Members of the real estate industry get an up-close look at the region’s industrial market, in particular projects that are planned or under construction. The market is clearly emerging from hit it took during the recession.
About 275 real estate professionals took part Thursday in NAIOP Inland Empire’s annual bus tour of industrial properties in the two-county region.
They must have loved what they saw.
Nearly 65 projects, either built or under construction, from Ontario and Chino on the west end to Perris and Moreno Valley on the east. All of them either for sale or have space to lease, and many of them 500,000 square feet or larger, the size that currently dominates the market.
“People are going to see more projects under construction than they have in the past few years,” said Robert Evans, executive director of NAIOP Inland Empire, the day before the bus tour.
This year’s tour, believed to be the 20th conducted by NAIOP Inland Empire, originated at Chino Airport. It featured seven buses and attracted participants from San Francisco, Chicago and Florida.
“On the whole, we’re looking at a healthy industrial market, a lot better than it was a few years ago,” Evans said.
Market data provided by CBRE Group Inc., the Inland region’s largest commercial real estate brokerage, support that claim.
More than 12.3 million square feet of industrial space – about 25 buildings – is now under construction in Riverside and San Bernardino counties, according to CBRE.
The region’s vacancy rate, 4.6 percent, is well below the 7.0 national rate, and the two-county region recorded 25.5 million square feet of total activity during the first nine months of this year, CBRE found.
That’s a major improvement compared with five years ago when, at the height of the recession, there was so little activity that NAIOP Inland Empire didn’t bother to schedule a bus tour. Instead, the chapter held a “virtual” tour of the region, in which visual displays of projects planned or under construction were used.
Perhaps nowhere else in the United States, or the world, are there so many Class A industrial properties available in one market, said Dan de la Paz, senior vice president with CBRE Group Inc. in Ontario.
“In other markets, you might have five industrial deals working at one time,” said De la Paz, a tour guide on one of the west end buses. “Here were looking at more than 60, and we’re not even at full strength.

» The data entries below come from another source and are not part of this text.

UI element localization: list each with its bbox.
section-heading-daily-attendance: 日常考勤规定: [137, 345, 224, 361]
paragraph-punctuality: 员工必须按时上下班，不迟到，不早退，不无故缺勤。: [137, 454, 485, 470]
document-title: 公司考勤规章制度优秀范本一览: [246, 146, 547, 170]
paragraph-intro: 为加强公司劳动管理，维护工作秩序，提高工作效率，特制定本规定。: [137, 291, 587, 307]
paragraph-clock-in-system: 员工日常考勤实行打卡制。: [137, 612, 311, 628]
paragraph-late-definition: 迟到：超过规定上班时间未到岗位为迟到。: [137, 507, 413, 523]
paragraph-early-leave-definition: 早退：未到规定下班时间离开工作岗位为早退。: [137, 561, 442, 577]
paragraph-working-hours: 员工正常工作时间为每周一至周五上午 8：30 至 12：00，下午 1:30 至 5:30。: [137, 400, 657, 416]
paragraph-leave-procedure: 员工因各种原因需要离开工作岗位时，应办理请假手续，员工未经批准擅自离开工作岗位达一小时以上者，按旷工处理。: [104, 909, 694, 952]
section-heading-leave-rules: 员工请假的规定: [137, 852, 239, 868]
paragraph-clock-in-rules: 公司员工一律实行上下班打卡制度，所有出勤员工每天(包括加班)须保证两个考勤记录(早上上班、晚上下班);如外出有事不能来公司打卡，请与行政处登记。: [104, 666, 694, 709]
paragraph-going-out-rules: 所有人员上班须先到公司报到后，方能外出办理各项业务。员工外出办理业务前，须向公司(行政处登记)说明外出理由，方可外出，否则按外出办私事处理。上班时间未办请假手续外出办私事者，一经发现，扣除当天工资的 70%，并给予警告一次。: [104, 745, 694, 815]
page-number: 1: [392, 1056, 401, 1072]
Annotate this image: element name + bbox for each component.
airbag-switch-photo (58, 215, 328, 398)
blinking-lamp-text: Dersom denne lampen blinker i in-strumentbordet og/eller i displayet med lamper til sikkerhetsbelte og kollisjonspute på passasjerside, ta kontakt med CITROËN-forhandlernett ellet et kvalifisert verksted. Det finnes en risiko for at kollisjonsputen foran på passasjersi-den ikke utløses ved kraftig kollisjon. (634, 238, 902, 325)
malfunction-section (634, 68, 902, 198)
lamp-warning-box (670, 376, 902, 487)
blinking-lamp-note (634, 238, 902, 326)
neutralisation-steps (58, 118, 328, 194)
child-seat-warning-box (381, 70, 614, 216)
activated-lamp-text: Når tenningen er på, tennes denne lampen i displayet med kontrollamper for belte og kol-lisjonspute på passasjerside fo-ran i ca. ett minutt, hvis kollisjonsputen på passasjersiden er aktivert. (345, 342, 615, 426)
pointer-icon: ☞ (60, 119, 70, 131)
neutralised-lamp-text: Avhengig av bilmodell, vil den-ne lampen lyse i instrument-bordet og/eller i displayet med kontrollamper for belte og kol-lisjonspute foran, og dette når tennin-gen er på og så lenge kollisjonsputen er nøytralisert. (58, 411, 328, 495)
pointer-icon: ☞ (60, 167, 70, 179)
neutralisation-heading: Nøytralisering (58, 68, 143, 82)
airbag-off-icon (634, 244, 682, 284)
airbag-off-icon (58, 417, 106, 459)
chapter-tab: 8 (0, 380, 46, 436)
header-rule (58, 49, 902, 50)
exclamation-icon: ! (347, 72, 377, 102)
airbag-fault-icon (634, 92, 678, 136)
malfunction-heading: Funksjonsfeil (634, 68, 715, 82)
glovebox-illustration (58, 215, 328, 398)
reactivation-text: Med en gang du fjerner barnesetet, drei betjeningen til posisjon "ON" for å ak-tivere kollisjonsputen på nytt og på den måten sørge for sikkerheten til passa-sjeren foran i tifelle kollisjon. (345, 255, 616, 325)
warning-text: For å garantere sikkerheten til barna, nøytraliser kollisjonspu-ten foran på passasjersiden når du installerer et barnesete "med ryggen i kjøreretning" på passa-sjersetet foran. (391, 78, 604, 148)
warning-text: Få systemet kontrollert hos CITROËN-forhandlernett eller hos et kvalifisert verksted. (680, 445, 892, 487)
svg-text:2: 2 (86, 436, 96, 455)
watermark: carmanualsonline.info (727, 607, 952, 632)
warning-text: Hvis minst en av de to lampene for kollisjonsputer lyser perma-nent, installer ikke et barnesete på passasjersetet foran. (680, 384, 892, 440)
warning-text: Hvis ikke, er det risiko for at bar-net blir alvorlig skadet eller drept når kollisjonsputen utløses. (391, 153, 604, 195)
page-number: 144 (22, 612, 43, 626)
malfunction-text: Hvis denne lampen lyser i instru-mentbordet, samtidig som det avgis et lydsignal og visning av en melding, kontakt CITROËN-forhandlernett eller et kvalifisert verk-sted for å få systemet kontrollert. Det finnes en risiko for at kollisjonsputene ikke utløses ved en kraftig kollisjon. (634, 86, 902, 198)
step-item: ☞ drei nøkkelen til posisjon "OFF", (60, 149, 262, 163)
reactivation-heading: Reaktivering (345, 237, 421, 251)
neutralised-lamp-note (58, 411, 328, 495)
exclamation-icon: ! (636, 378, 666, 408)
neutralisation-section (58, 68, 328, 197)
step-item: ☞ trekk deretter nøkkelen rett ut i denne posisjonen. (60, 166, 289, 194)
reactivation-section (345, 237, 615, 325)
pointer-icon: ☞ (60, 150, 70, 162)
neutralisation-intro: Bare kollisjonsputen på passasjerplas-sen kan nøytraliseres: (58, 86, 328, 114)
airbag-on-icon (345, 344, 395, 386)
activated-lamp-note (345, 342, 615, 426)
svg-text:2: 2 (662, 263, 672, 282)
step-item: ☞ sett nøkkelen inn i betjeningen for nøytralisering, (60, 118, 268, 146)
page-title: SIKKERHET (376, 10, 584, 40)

I don’t think there’s any question that this is the greatest industrial market in the United States.”
De la Paz, while dispensing information on various projects, was effusive in his praise of the Inland industrial market but quick to point out that it isn’t close to where it was in 2006 and 2007, when it was at its peak.

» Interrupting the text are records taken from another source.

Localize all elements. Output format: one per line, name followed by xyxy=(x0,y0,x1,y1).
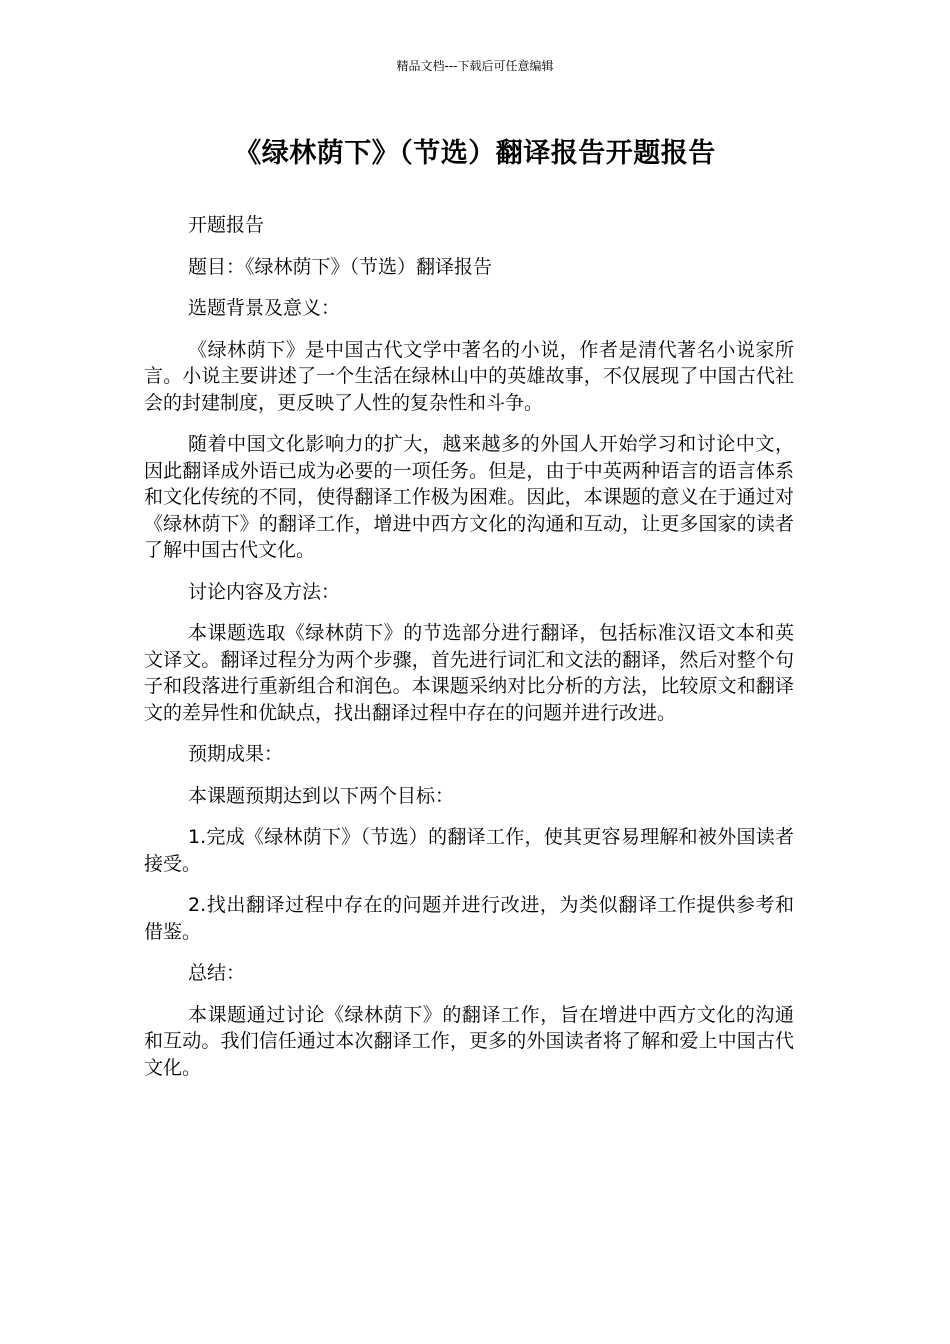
header-note: 精品文档---下载后可任意编辑 xyxy=(396,59,554,73)
section-label-report: 开题报告 xyxy=(188,214,265,236)
paragraph-methods: 本课题选取《绿林荫下》的节选部分进行翻译，包括标准汉语文本和英文译文。翻译过程分为两个步骤，首先进行词汇和文法的翻译，然后对整个句子和段落进行重新组合和润色。本课题采纳对比分析的方法，比较原文和翻译文的差异性和优缺点，找出翻译过程中存在的问题并进行改进。 xyxy=(144,622,794,724)
paragraph-summary: 本课题通过讨论《绿林荫下》的翻译工作，旨在增进中西方文化的沟通和互动。我们信任通过本次翻译工作，更多的外国读者将了解和爱上中国古代文化。 xyxy=(144,1003,794,1079)
document-body xyxy=(144,212,794,1096)
section-heading-summary: 总结： xyxy=(188,962,246,984)
list-item-outcome-2: 2.找出翻译过程中存在的问题并进行改进，为类似翻译工作提供参考和借鉴。 xyxy=(144,894,794,943)
paragraph-outcomes-intro: 本课题预期达到以下两个目标： xyxy=(188,784,455,807)
paragraph-background-1: 《绿林荫下》是中国古代文学中著名的小说，作者是清代著名小说家所言。小说主要讲述了一个生活在绿林山中的英雄故事，不仅展现了中国古代社会的封建制度，更反映了人性的复杂性和斗争。 xyxy=(144,338,794,414)
paragraph-background-2: 随着中国文化影响力的扩大，越来越多的外国人开始学习和讨论中文，因此翻译成外语已成为必要的一项任务。但是，由于中英两种语言的语言体系和文化传统的不同，使得翻译工作极为困难。因此，本课题的意义在于通过对《绿林荫下》的翻译工作，增进中西方文化的沟通和互动，让更多国家的读者了解中国古代文化。 xyxy=(144,433,794,561)
section-heading-methods: 讨论内容及方法： xyxy=(188,580,341,603)
topic-line: 题目：《绿林荫下》（节选）翻译报告 xyxy=(188,255,493,278)
list-item-outcome-1: 1.完成《绿林荫下》（节选）的翻译工作，使其更容易理解和被外国读者接受。 xyxy=(144,826,794,875)
section-heading-background: 选题背景及意义： xyxy=(188,297,341,319)
document-title: 《绿林荫下》（节选）翻译报告开题报告 xyxy=(234,138,716,169)
section-heading-outcomes: 预期成果： xyxy=(188,743,284,765)
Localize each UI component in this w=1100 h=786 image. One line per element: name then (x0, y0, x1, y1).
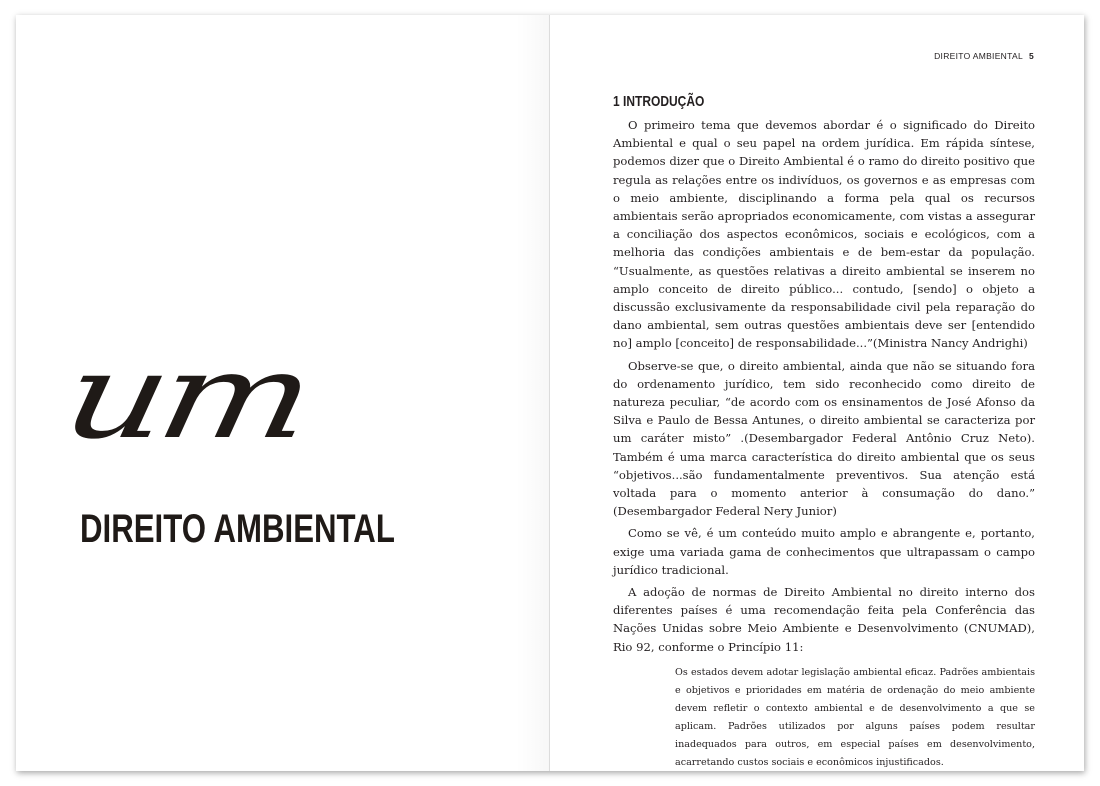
right-page (550, 15, 1084, 771)
page-content (613, 93, 1035, 771)
gutter-shadow (516, 15, 549, 771)
book-spread (16, 15, 1084, 771)
body-paragraph: A adoção de normas de Direito Ambiental no direito interno dos diferentes países é uma recomendação feita pela Conferência das Nações Unidas sobre Meio Ambiente e Desenvolvimento (CNUMAD), Rio 92, conforme o Princípio 11: (613, 585, 1035, 654)
running-head (934, 51, 1034, 61)
chapter-title: DIREITO AMBIENTAL (80, 507, 395, 551)
left-page (16, 15, 549, 771)
body-paragraph: Observe-se que, o direito ambiental, ainda que não se situando fora do ordenamento jurídico, tem sido reconhecido como direito de natureza peculiar, “de acordo com os ensinamentos de José Afonso da Silva e Paulo de Bessa Antunes, o direito ambiental se caracteriza por um caráter misto” .(Desembargador Federal Antônio Cruz Neto). Também é uma marca característica do direito ambiental que os seus “objetivos...são fundamentalmente preventivos. Sua atenção está voltada para o momento anterior à consumação do dano.” (Desembargador Federal Nery Junior) (613, 358, 1035, 519)
body-paragraph: Como se vê, é um conteúdo muito amplo e abrangente e, portanto, exige uma variada gama de conhecimentos que ultrapassam o campo jurídico tradicional. (613, 526, 1035, 577)
chapter-number: um (53, 327, 318, 465)
block-quote: Os estados devem adotar legislação ambiental eficaz. Padrões ambientais e objetivos e prioridades em matéria de ordenação do meio ambiente devem refletir o contexto ambiental e de desenvolvimento a que se aplicam. Padrões utilizados por alguns países podem resultar inadequados para outros, em especial países em desenvolvimento, acarretando custos sociais e econômicos injustificados. (675, 666, 1035, 768)
body-paragraph: O primeiro tema que devemos abordar é o significado do Direito Ambiental e qual o seu papel na ordem jurídica. Em rápida síntese, podemos dizer que o Direito Ambiental é o ramo do direito positivo que regula as relações entre os indivíduos, os governos e as empresas com o meio ambiente, disciplinando a forma pela qual os recursos ambientais serão apropriados economicamente, com vistas a assegurar a conciliação dos aspectos econômicos, sociais e ecológicos, com a melhoria das condições ambientais e de bem-estar da população. “Usualmente, as questões relativas a direito ambiental se inserem no amplo conceito de direito público... contudo, [sendo] o objeto a discussão exclusivamente da responsabilidade civil pela reparação do dano ambiental, sem outras questões ambientais deve ser [entendido no] amplo [conceito] de responsabilidade...”(Ministra Nancy Andrighi) (613, 118, 1035, 351)
running-head-title: DIREITO AMBIENTAL (934, 51, 1023, 61)
page-number: 5 (1028, 51, 1034, 61)
section-heading: 1 INTRODUÇÃO (613, 93, 705, 110)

“It’s more like where it was in 2003 and 2004,” said De la Paz, who spoke along with Joey Sugar, also a senior vice president with CBRE Ontario. “Buildings go on the market now and it might be six months or a year before someone does something with them. In 2007, buildings were pre-leased 60 days before they were finished. We’re not to that point yet.”
Many of the projects on the tour covered at least 500,000 square feet, with some surpassing one million square feet and several topping two million square feet.

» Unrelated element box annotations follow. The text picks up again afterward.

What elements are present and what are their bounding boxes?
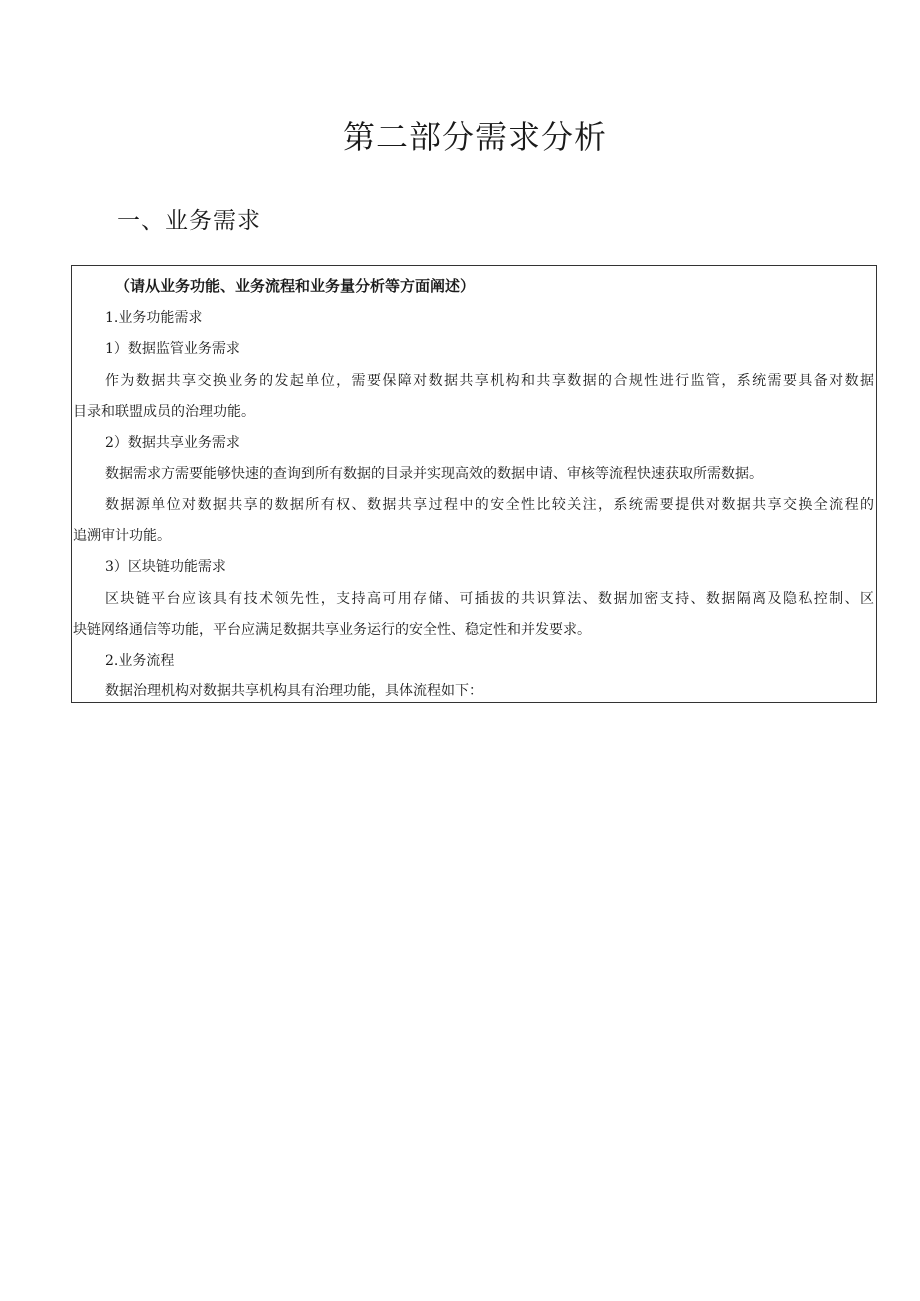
- instruction-text: （请从业务功能、业务流程和业务量分析等方面阐述）: [115, 277, 476, 295]
- paragraph-line: 作为数据共享交换业务的发起单位，需要保障对数据共享机构和共享数据的合规性进行监管，系统需要具备对数据: [105, 373, 874, 389]
- item-heading: 2）数据共享业务需求: [105, 435, 240, 451]
- requirements-box: [71, 265, 877, 703]
- subsection-heading: 1.业务功能需求: [105, 310, 203, 326]
- subsection-heading: 2.业务流程: [105, 653, 175, 669]
- paragraph-line: 区块链平台应该具有技术领先性，支持高可用存储、可插拔的共识算法、数据加密支持、数据隔离及隐私控制、区: [105, 591, 874, 607]
- paragraph-line: 数据治理机构对数据共享机构具有治理功能，具体流程如下：: [105, 683, 483, 699]
- paragraph-line: 目录和联盟成员的治理功能。: [73, 404, 255, 420]
- paragraph-line: 数据源单位对数据共享的数据所有权、数据共享过程中的安全性比较关注，系统需要提供对数据共享交换全流程的: [105, 497, 874, 513]
- page-title: 第二部分需求分析: [342, 118, 607, 156]
- item-heading: 1）数据监管业务需求: [105, 341, 240, 357]
- paragraph-line: 块链网络通信等功能，平台应满足数据共享业务运行的安全性、稳定性和并发要求。: [73, 622, 591, 638]
- paragraph-line: 数据需求方需要能够快速的查询到所有数据的目录并实现高效的数据申请、审核等流程快速获取所需数据。: [105, 466, 763, 482]
- paragraph-line: 追溯审计功能。: [73, 528, 171, 544]
- item-heading: 3）区块链功能需求: [105, 559, 226, 575]
- section-heading: 一、业务需求: [117, 208, 261, 234]
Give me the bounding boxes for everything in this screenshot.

“It’s definitely been a top-down recovery,” De la Paz said. “The developers with big balance sheets were the first to re-enter the market, and they wanted to build larger projects. I think there’s strong demand building up for projects in the 200,000-square-foot range. All it will take is for one or two developers to get that started.”
Virtually everyone on the tour was already familiar with the Inland industrial market – many were looking at projects they helped build, sell or lease – but that didn’t dampen their enthusiasm for inspecting the market.
“I think I’m going to see a validation of the Perris-Moreno Valley market being a destination for Fortune 500 companies,” said Jeff Trenton, president of Proficiency Capital LLC, a real estate development company in Los Angeles that has built multiple projects in the Inland region.
“Kraft, Amazon, Lowe’s [Home Improvement] and Walgreens are all in that market and they’re all good corporate citizens creating jobs,” Trenton said shortly before boarding one of the buses that toured the east end. “Ten years ago you could never have seen that happening, but you can see it now.”
The Inland industrial market should stay up for at least two more years, said Kevin Ivey, marketing director for KPS Construction in Brea.
“The biggest challenge is going to be finding people to work in all of these places that are under construction,” said Ivey, whose company has worked in the Inland Empire for more than 10 years, including construction of the 1.7-million-square-foot Whirlpool facility in Perris. “A lot of subcontractors left the industry when the recession hit, and they didn’t come back.”
Ivey called the recovery “steady,” and said that might be better in the long-run.
“It’s not a roller coast ride, and that’s good,” he said.
This year’s bus tour highlighted more than the Inland Empire’s industrial market, said Chuck Belden, executive director of Cushman & Wakefield’s Inland Empire office and a tour guide on one of the east end buses.
“You can see from all of the growth that the Inland Empire is part of the global economy,” Belden said. “ But I wouldn’t call this a boom market, because that sounds like something that comes and goes quickly. This is more sustainable growth.”